Something’s almost amiss

“Hollywoodland”

Focus Features

Directed by Allen Coulter

Written by Paul Bernbaum

Starring: Adrien Brody, Ben Affleck, Diane Lane, Chester Sinclair, Jeffrey DeMunn, Joe Spano and Bob Hoskins

Rated R/126 minutes

Opened Sept. 8, 2006

Two out of four stars

“Hollywoodland” has all the ingredients of a juicy neo-noir: an unsolved mystery, an amoral private investigator and the seedy underbelly of the Hollywood studio system.

It has the subject matter that could make a great thriller: One of the most notorious unsolved mysteries in Hollywood history, the death of “The Adventures of Superman” star George Reeves.

It has the look of a good mystery as we see the story unfold through a grainy, washed-out lens that makes the film look like a relic of the past. But somehow the film never achieves the feel of a film noir. We’ve seen countless examples of this style of film, the best example being “Chinatown.”

This film has the same elements of Polanski’s masterpiece, but none of the effectiveness.
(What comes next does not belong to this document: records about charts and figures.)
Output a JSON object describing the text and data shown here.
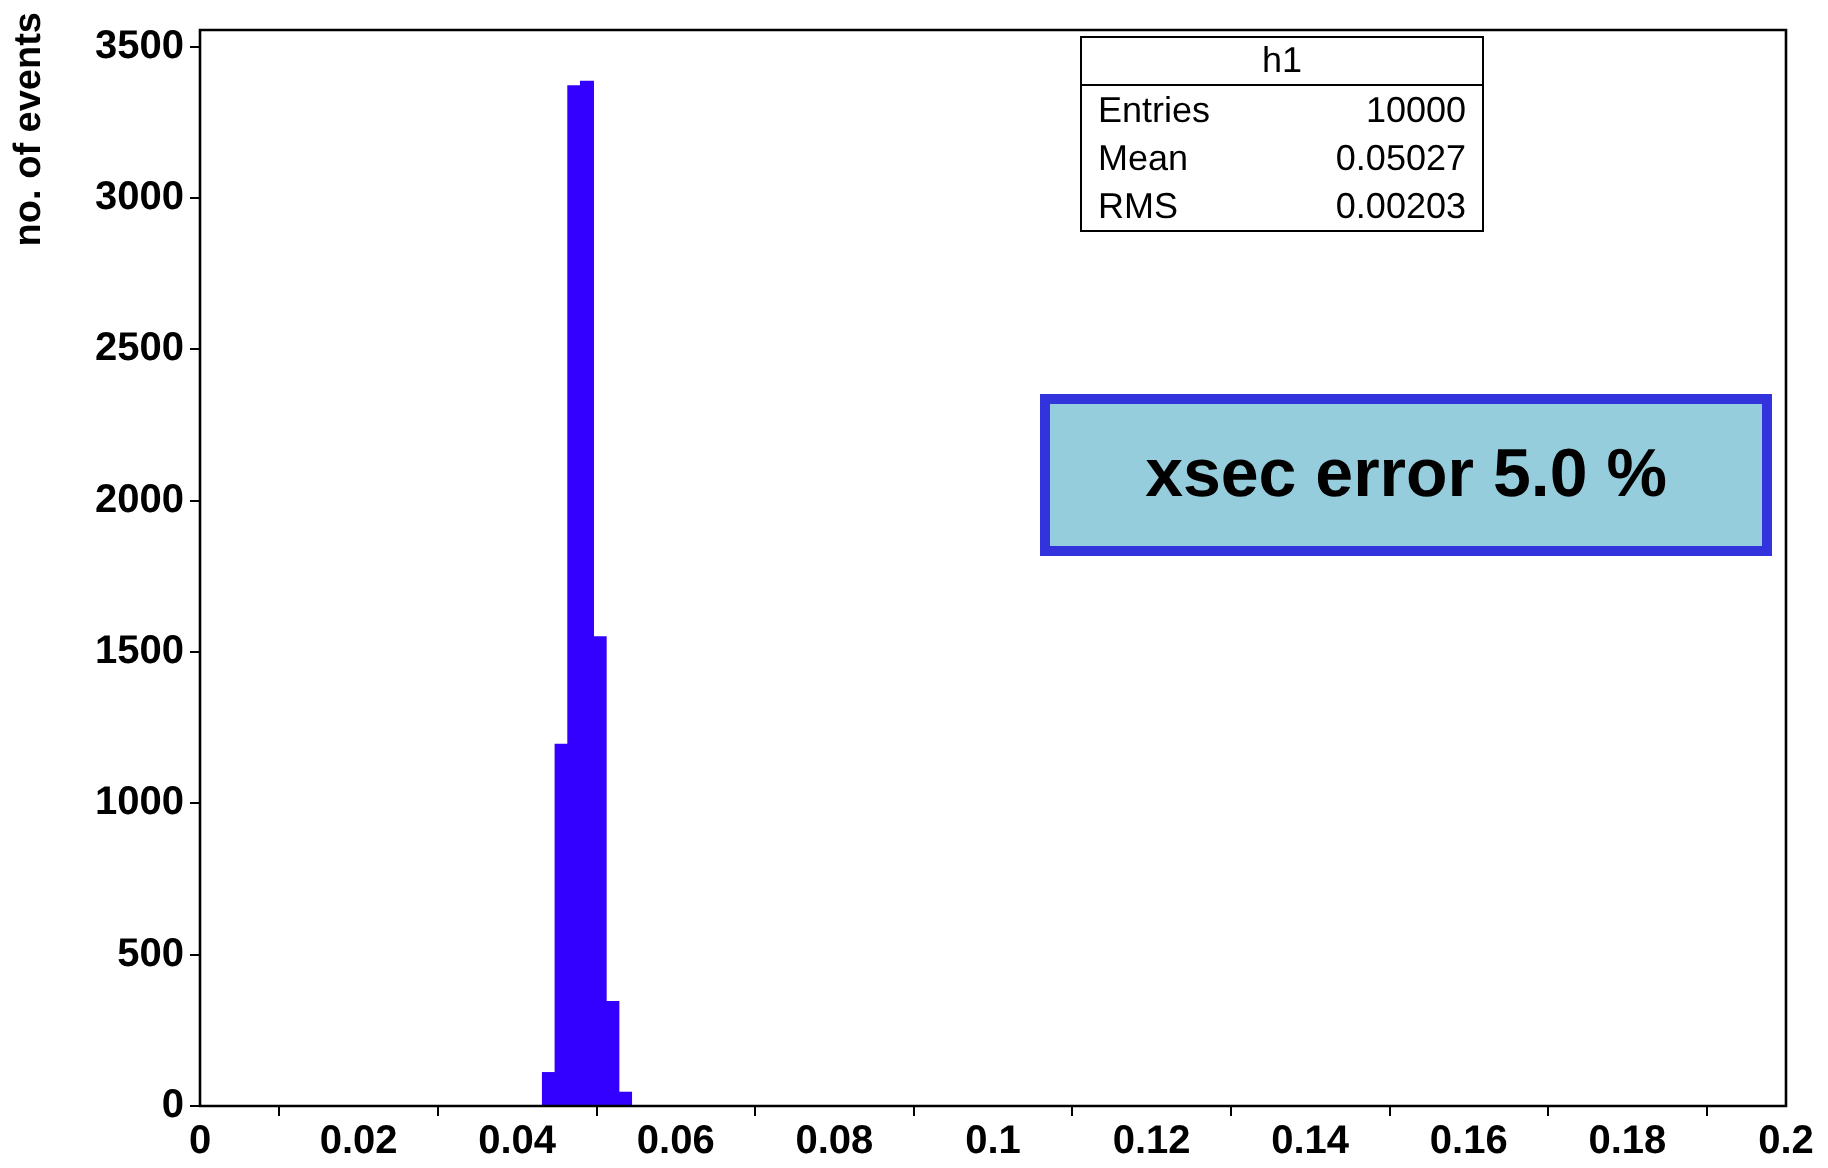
{
  "chart_data": {
    "type": "histogram",
    "ylabel": "no. of events",
    "bins": [
      0.0432,
      0.0448,
      0.0464,
      0.048,
      0.0496,
      0.0512,
      0.0528,
      0.0544
    ],
    "values": [
      110,
      1195,
      3370,
      3385,
      1550,
      345,
      45
    ],
    "color": "#3300ff",
    "xlim": [
      0,
      0.2
    ],
    "xticks": [
      0,
      0.02,
      0.04,
      0.06,
      0.08,
      0.1,
      0.12,
      0.14,
      0.16,
      0.18,
      0.2
    ],
    "ylim": [
      0,
      3555
    ],
    "yticks": [
      0,
      500,
      1000,
      1500,
      2000,
      2500,
      3000,
      3500
    ],
    "grid": false,
    "legend": false,
    "annotations": [
      "h1",
      "Entries",
      "10000",
      "Mean",
      "0.05027",
      "RMS",
      "0.00203",
      "xsec error 5.0 %"
    ]
  }
}
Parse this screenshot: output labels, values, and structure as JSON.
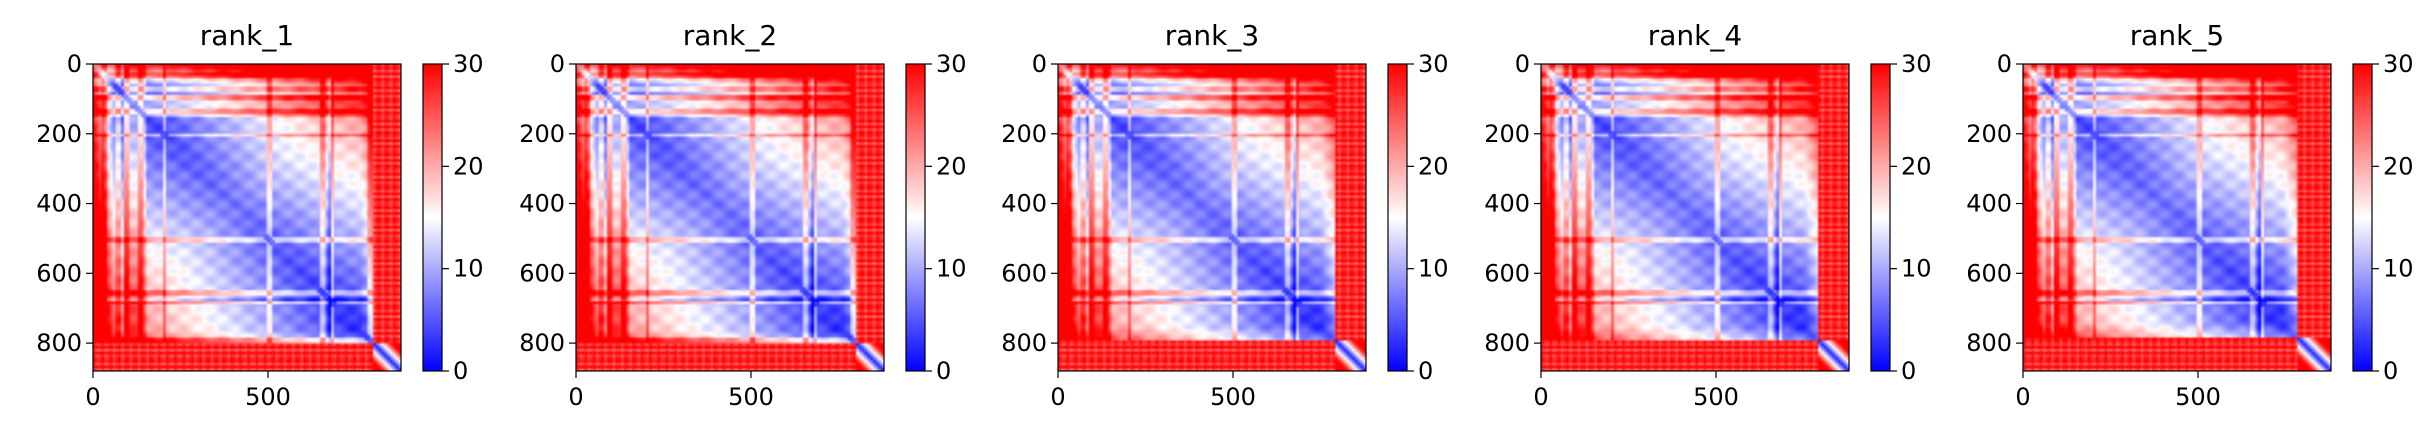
{
  "chart_data": [
    {
      "type": "heatmap",
      "title": "rank_1",
      "xlim": [
        0,
        880
      ],
      "ylim": [
        880,
        0
      ],
      "x_ticks": [
        0,
        500
      ],
      "y_ticks": [
        0,
        200,
        400,
        600,
        800
      ],
      "colorbar": {
        "min": 0,
        "max": 30,
        "ticks": [
          0,
          10,
          20,
          30
        ],
        "colormap": "bwr"
      },
      "features": {
        "breaks": [
          25,
          65,
          95,
          130,
          200,
          500,
          650,
          680,
          790,
          820,
          850
        ],
        "tail_start": 800,
        "stripe_col": 670
      }
    },
    {
      "type": "heatmap",
      "title": "rank_2",
      "xlim": [
        0,
        880
      ],
      "ylim": [
        880,
        0
      ],
      "x_ticks": [
        0,
        500
      ],
      "y_ticks": [
        0,
        200,
        400,
        600,
        800
      ],
      "colorbar": {
        "min": 0,
        "max": 30,
        "ticks": [
          0,
          10,
          20,
          30
        ],
        "colormap": "bwr"
      },
      "features": {
        "breaks": [
          25,
          65,
          95,
          130,
          200,
          500,
          650,
          680,
          790,
          820,
          850
        ],
        "tail_start": 800,
        "stripe_col": 670
      }
    },
    {
      "type": "heatmap",
      "title": "rank_3",
      "xlim": [
        0,
        880
      ],
      "ylim": [
        880,
        0
      ],
      "x_ticks": [
        0,
        500
      ],
      "y_ticks": [
        0,
        200,
        400,
        600,
        800
      ],
      "colorbar": {
        "min": 0,
        "max": 30,
        "ticks": [
          0,
          10,
          20,
          30
        ],
        "colormap": "bwr"
      },
      "features": {
        "breaks": [
          25,
          65,
          95,
          130,
          200,
          500,
          650,
          680,
          790,
          820,
          850
        ],
        "tail_start": 790,
        "stripe_col": 670
      }
    },
    {
      "type": "heatmap",
      "title": "rank_4",
      "xlim": [
        0,
        880
      ],
      "ylim": [
        880,
        0
      ],
      "x_ticks": [
        0,
        500
      ],
      "y_ticks": [
        0,
        200,
        400,
        600,
        800
      ],
      "colorbar": {
        "min": 0,
        "max": 30,
        "ticks": [
          0,
          10,
          20,
          30
        ],
        "colormap": "bwr"
      },
      "features": {
        "breaks": [
          25,
          65,
          95,
          130,
          200,
          500,
          650,
          680,
          790,
          820,
          850
        ],
        "tail_start": 790,
        "stripe_col": 670
      }
    },
    {
      "type": "heatmap",
      "title": "rank_5",
      "xlim": [
        0,
        880
      ],
      "ylim": [
        880,
        0
      ],
      "x_ticks": [
        0,
        500
      ],
      "y_ticks": [
        0,
        200,
        400,
        600,
        800
      ],
      "colorbar": {
        "min": 0,
        "max": 30,
        "ticks": [
          0,
          10,
          20,
          30
        ],
        "colormap": "bwr"
      },
      "features": {
        "breaks": [
          25,
          65,
          95,
          130,
          200,
          500,
          650,
          680,
          790,
          820,
          850
        ],
        "tail_start": 780,
        "stripe_col": 670
      }
    }
  ]
}
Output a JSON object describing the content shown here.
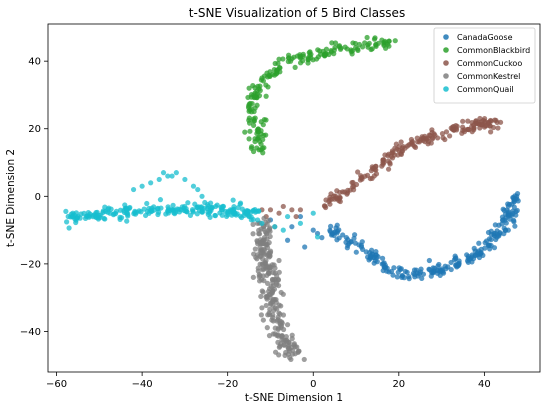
{
  "chart_data": {
    "type": "scatter",
    "title": "t-SNE Visualization of 5 Bird Classes",
    "xlabel": "t-SNE Dimension 1",
    "ylabel": "t-SNE Dimension 2",
    "xlim": [
      -62,
      53
    ],
    "ylim": [
      -52,
      51
    ],
    "xticks": [
      -60,
      -40,
      -20,
      0,
      20,
      40
    ],
    "yticks": [
      -40,
      -20,
      0,
      20,
      40
    ],
    "grid": false,
    "legend_position": "top-right",
    "series": [
      {
        "name": "CanadaGoose",
        "color": "#1f77b4",
        "path": [
          [
            3,
            -10
          ],
          [
            6,
            -11
          ],
          [
            10,
            -14
          ],
          [
            13,
            -17
          ],
          [
            17,
            -21
          ],
          [
            21,
            -23
          ],
          [
            25,
            -23
          ],
          [
            29,
            -22
          ],
          [
            33,
            -21
          ],
          [
            36,
            -19
          ],
          [
            38,
            -17
          ],
          [
            41,
            -14
          ],
          [
            43,
            -11
          ],
          [
            45,
            -8
          ],
          [
            46,
            -5
          ],
          [
            47,
            -2
          ],
          [
            48,
            0
          ]
        ],
        "spread": 0.9,
        "count": 240,
        "extra_points": [
          [
            -2,
            -15
          ],
          [
            -6,
            -13
          ],
          [
            -5,
            -9
          ],
          [
            -10,
            -7
          ],
          [
            0,
            -10
          ],
          [
            1,
            -11
          ],
          [
            -3,
            -6
          ]
        ]
      },
      {
        "name": "CommonBlackbird",
        "color": "#2ca02c",
        "path": [
          [
            -13,
            13
          ],
          [
            -12,
            16
          ],
          [
            -13,
            20
          ],
          [
            -14,
            25
          ],
          [
            -14,
            30
          ],
          [
            -12,
            34
          ],
          [
            -10,
            36
          ],
          [
            -7,
            39
          ],
          [
            -4,
            41
          ],
          [
            0,
            42
          ],
          [
            5,
            43
          ],
          [
            10,
            44
          ],
          [
            15,
            45
          ],
          [
            18,
            46
          ]
        ],
        "spread": 0.9,
        "count": 190,
        "extra_points": [
          [
            -15,
            17
          ],
          [
            -16,
            19
          ]
        ]
      },
      {
        "name": "CommonCuckoo",
        "color": "#8c564b",
        "path": [
          [
            2,
            -3
          ],
          [
            5,
            -1
          ],
          [
            8,
            2
          ],
          [
            11,
            5
          ],
          [
            14,
            8
          ],
          [
            18,
            12
          ],
          [
            22,
            15
          ],
          [
            26,
            17
          ],
          [
            30,
            19
          ],
          [
            34,
            20
          ],
          [
            38,
            21
          ],
          [
            41,
            22
          ],
          [
            43,
            22
          ]
        ],
        "spread": 0.9,
        "count": 190,
        "extra_points": [
          [
            -12,
            -4
          ],
          [
            -10,
            -4
          ],
          [
            -7,
            -3
          ],
          [
            -5,
            -4
          ],
          [
            -3,
            -4
          ],
          [
            -8,
            -5
          ],
          [
            -11,
            -6
          ],
          [
            -4,
            -6
          ]
        ]
      },
      {
        "name": "CommonKestrel",
        "color": "#7f7f7f",
        "path": [
          [
            -11,
            -7
          ],
          [
            -12,
            -11
          ],
          [
            -12,
            -16
          ],
          [
            -11,
            -21
          ],
          [
            -10,
            -26
          ],
          [
            -10,
            -31
          ],
          [
            -9,
            -36
          ],
          [
            -8,
            -40
          ],
          [
            -7,
            -43
          ],
          [
            -5,
            -46
          ],
          [
            -4,
            -47
          ]
        ],
        "spread": 1.2,
        "count": 230,
        "extra_points": [
          [
            -13,
            -8
          ],
          [
            -9,
            -9
          ],
          [
            -13,
            -14
          ],
          [
            -8,
            -19
          ],
          [
            -14,
            -24
          ],
          [
            -7,
            -29
          ],
          [
            -12,
            -33
          ],
          [
            -6,
            -38
          ]
        ]
      },
      {
        "name": "CommonQuail",
        "color": "#17becf",
        "path": [
          [
            -57,
            -6
          ],
          [
            -53,
            -6
          ],
          [
            -48,
            -5
          ],
          [
            -43,
            -5
          ],
          [
            -38,
            -4
          ],
          [
            -33,
            -4
          ],
          [
            -28,
            -4
          ],
          [
            -24,
            -4
          ],
          [
            -20,
            -4
          ],
          [
            -17,
            -5
          ],
          [
            -13,
            -5
          ]
        ],
        "spread": 0.9,
        "count": 220,
        "extra_points": [
          [
            -35,
            7
          ],
          [
            -34,
            6
          ],
          [
            -33,
            6
          ],
          [
            -36,
            5
          ],
          [
            -32,
            7
          ],
          [
            -40,
            3
          ],
          [
            -42,
            2
          ],
          [
            -38,
            4
          ],
          [
            -30,
            5
          ],
          [
            -28,
            3
          ],
          [
            -27,
            2
          ],
          [
            -26,
            0
          ],
          [
            -24,
            -2
          ],
          [
            -21,
            -3
          ],
          [
            -19,
            -4
          ],
          [
            -17,
            -2
          ],
          [
            -16,
            -5
          ],
          [
            -13,
            -7
          ],
          [
            -12,
            -8
          ],
          [
            -9,
            -9
          ],
          [
            -7,
            -10
          ],
          [
            -3,
            -8
          ],
          [
            0,
            -5
          ],
          [
            1,
            -12
          ],
          [
            -6,
            -6
          ]
        ]
      }
    ]
  }
}
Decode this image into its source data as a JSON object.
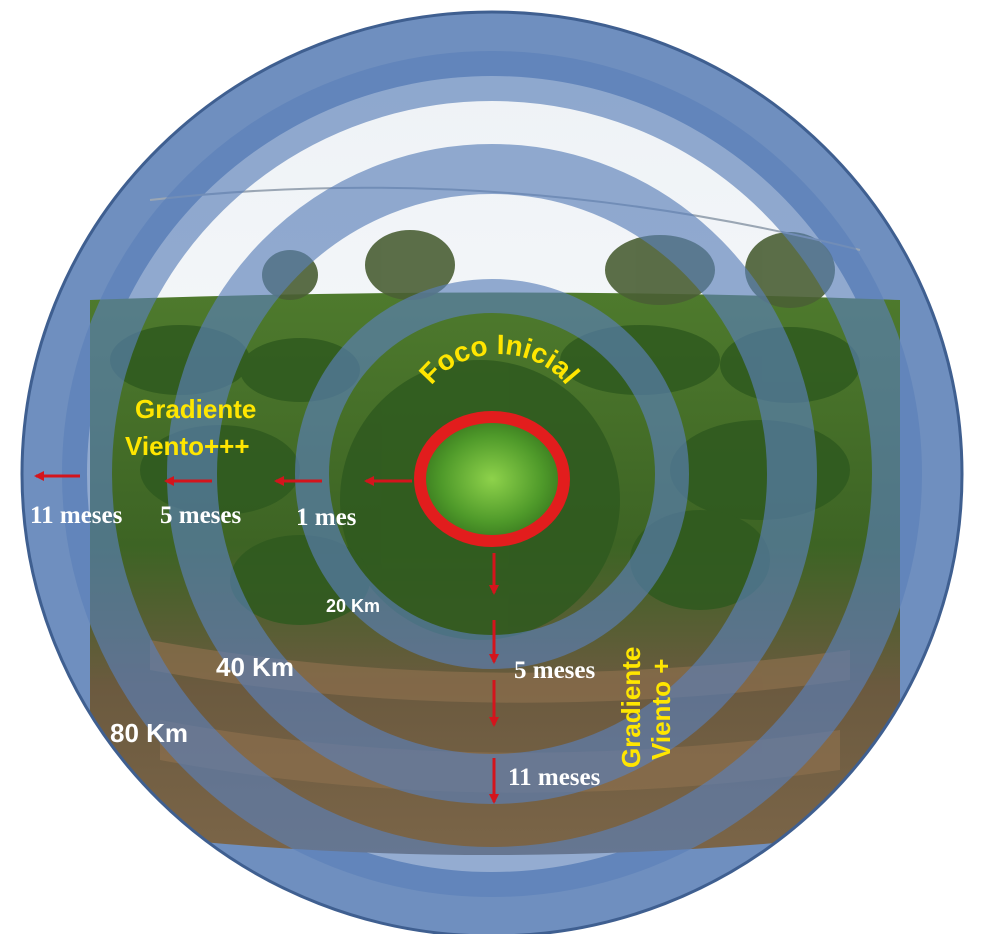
{
  "focus_label": "Foco Inicial",
  "gradient_west": {
    "line1": "Gradiente",
    "line2": "Viento+++"
  },
  "gradient_south": {
    "line1": "Gradiente",
    "line2": "Viento +"
  },
  "time_labels_west": [
    "11 meses",
    "5 meses",
    "1 mes"
  ],
  "time_labels_south": [
    "5 meses",
    "11 meses"
  ],
  "distance_labels": [
    "20 Km",
    "40 Km",
    "80 Km"
  ],
  "colors": {
    "ring_blue": "#6f8fbf",
    "ring_dark": "#3f5f90",
    "focus_red": "#e21d1d",
    "arrow_red": "#d4141c",
    "label_yellow": "#ffe600",
    "label_white": "#ffffff"
  }
}
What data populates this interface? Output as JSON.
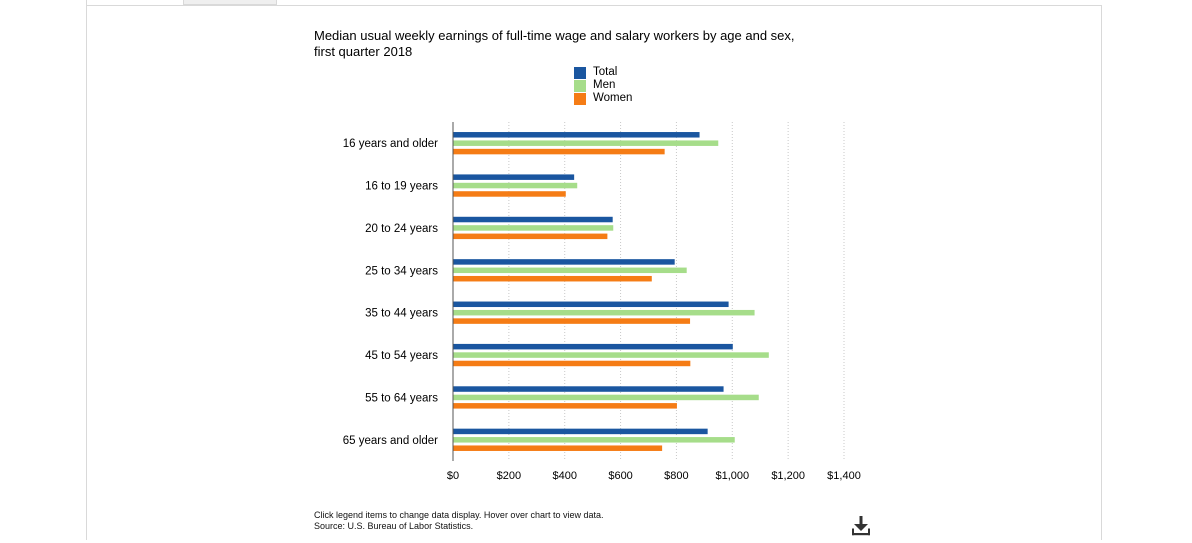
{
  "title": "Median usual weekly earnings of full-time wage and salary workers by age and sex, first quarter 2018",
  "footnote": {
    "line1": "Click legend items to change data display. Hover over chart to view data.",
    "line2": "Source: U.S. Bureau of Labor Statistics."
  },
  "icons": {
    "download": "download-icon"
  },
  "colors": {
    "total": "#1a56a0",
    "men": "#a6dd8a",
    "women": "#f57c15",
    "grid": "#c8c8c8",
    "axis": "#555555"
  },
  "chart_data": {
    "type": "bar",
    "orientation": "horizontal",
    "title": "Median usual weekly earnings of full-time wage and salary workers by age and sex, first quarter 2018",
    "categories": [
      "16 years and older",
      "16 to 19 years",
      "20 to 24 years",
      "25 to 34 years",
      "35 to 44 years",
      "45 to 54 years",
      "55 to 64 years",
      "65 years and older"
    ],
    "series": [
      {
        "name": "Total",
        "color": "#1a56a0",
        "values": [
          881,
          432,
          570,
          792,
          985,
          1000,
          967,
          910
        ]
      },
      {
        "name": "Men",
        "color": "#a6dd8a",
        "values": [
          948,
          443,
          572,
          835,
          1078,
          1129,
          1093,
          1007
        ]
      },
      {
        "name": "Women",
        "color": "#f57c15",
        "values": [
          756,
          402,
          551,
          710,
          847,
          848,
          800,
          747
        ]
      }
    ],
    "xlim": [
      0,
      1400
    ],
    "x_ticks": [
      0,
      200,
      400,
      600,
      800,
      1000,
      1200,
      1400
    ],
    "x_tick_labels": [
      "$0",
      "$200",
      "$400",
      "$600",
      "$800",
      "$1,000",
      "$1,200",
      "$1,400"
    ],
    "grid": true,
    "legend_position": "top"
  }
}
Plagued by lethargic pacing that prevents the film from generating much suspense, “Hollywoodland” takes the investigation of Reeves’ death, and all the variables that surrounded it, and turns it into a pedestrian-investigatory exercise. The ethics-challenged investigator, P.I. Louis Simo (Adrien Brody), certainly doesn’t seem to care much about the case, making it difficult for us to care. That, and Simo never really gets anywhere. The phrase “grasping at straws” comes to mind often.

Perhaps editing is the problem. They say a film is made in the editing room, and choices in this movie’s structure could have directly contributed to its lack of ability to create or sustain momentum. Simo’s halfhearted investigation is cross-cut with the rise and fall of Reeves himself (Ben Affleck). He’s an up-and-coming actor whose only claim to fame is that he had a small role in “Gone With the Wind.” He gets involved with Toni Mannix (Diane Lane), the wife of MGM head-honcho Eddie Mannix (Bob Hoskins). Toni supports George-and by “support,” I mean, she buys him a house and completely provides for him as he looks for work-and he eventually lands a lead role on a soon-to-be produced cheesy TV series, “The Adventures of Superman.”

George-and all involved, for that matter-considers the role a joke, and doesn’t think anyone will watch, anyway. But then it becomes a smash, and George begins to resent his own fame, believing he will never be taken seriously as an actor.

His concerns aren’t without merit. People don’t take him seriously as an actor and so, allegedly, he shoots himself. Or does he?

Doubts about the legitimacy of the suicide story have been around for decades; Simo, after being hired by George’s mother, finds clues that pose some disturbing questions?but that’s about as far as we get. Simo suspects Eddie Mannix, even discovering some blemishes in Eddie’s past to try to sell the story. But the investigation, and the film, comes to no avail.

I’m not sure what to make of Affleck’s performance-he seems to be genuinely trying to create a believable persona, but somehow it still comes across as strained acting. The bigger problem with that subplot is that he and Lane have absolutely no chemistry. They spend a lot of time together on screen and there’s never any heat.

Director Allen Coulter, making his feature-length debut after directing several episodes of such series as “The Sopranos” and “Six Feet Under,” has the visual storytelling part down. If only he could have married that with a threatening, mysterious atmosphere and a more convincing storyline, he might have had himself a nice slice of Hollywood noir.

“I CANNOT act. Why do people keep hiring me? I’m terrible. Really.” Ben Affleck muses on his paradoxical success in “Hollywoodland.”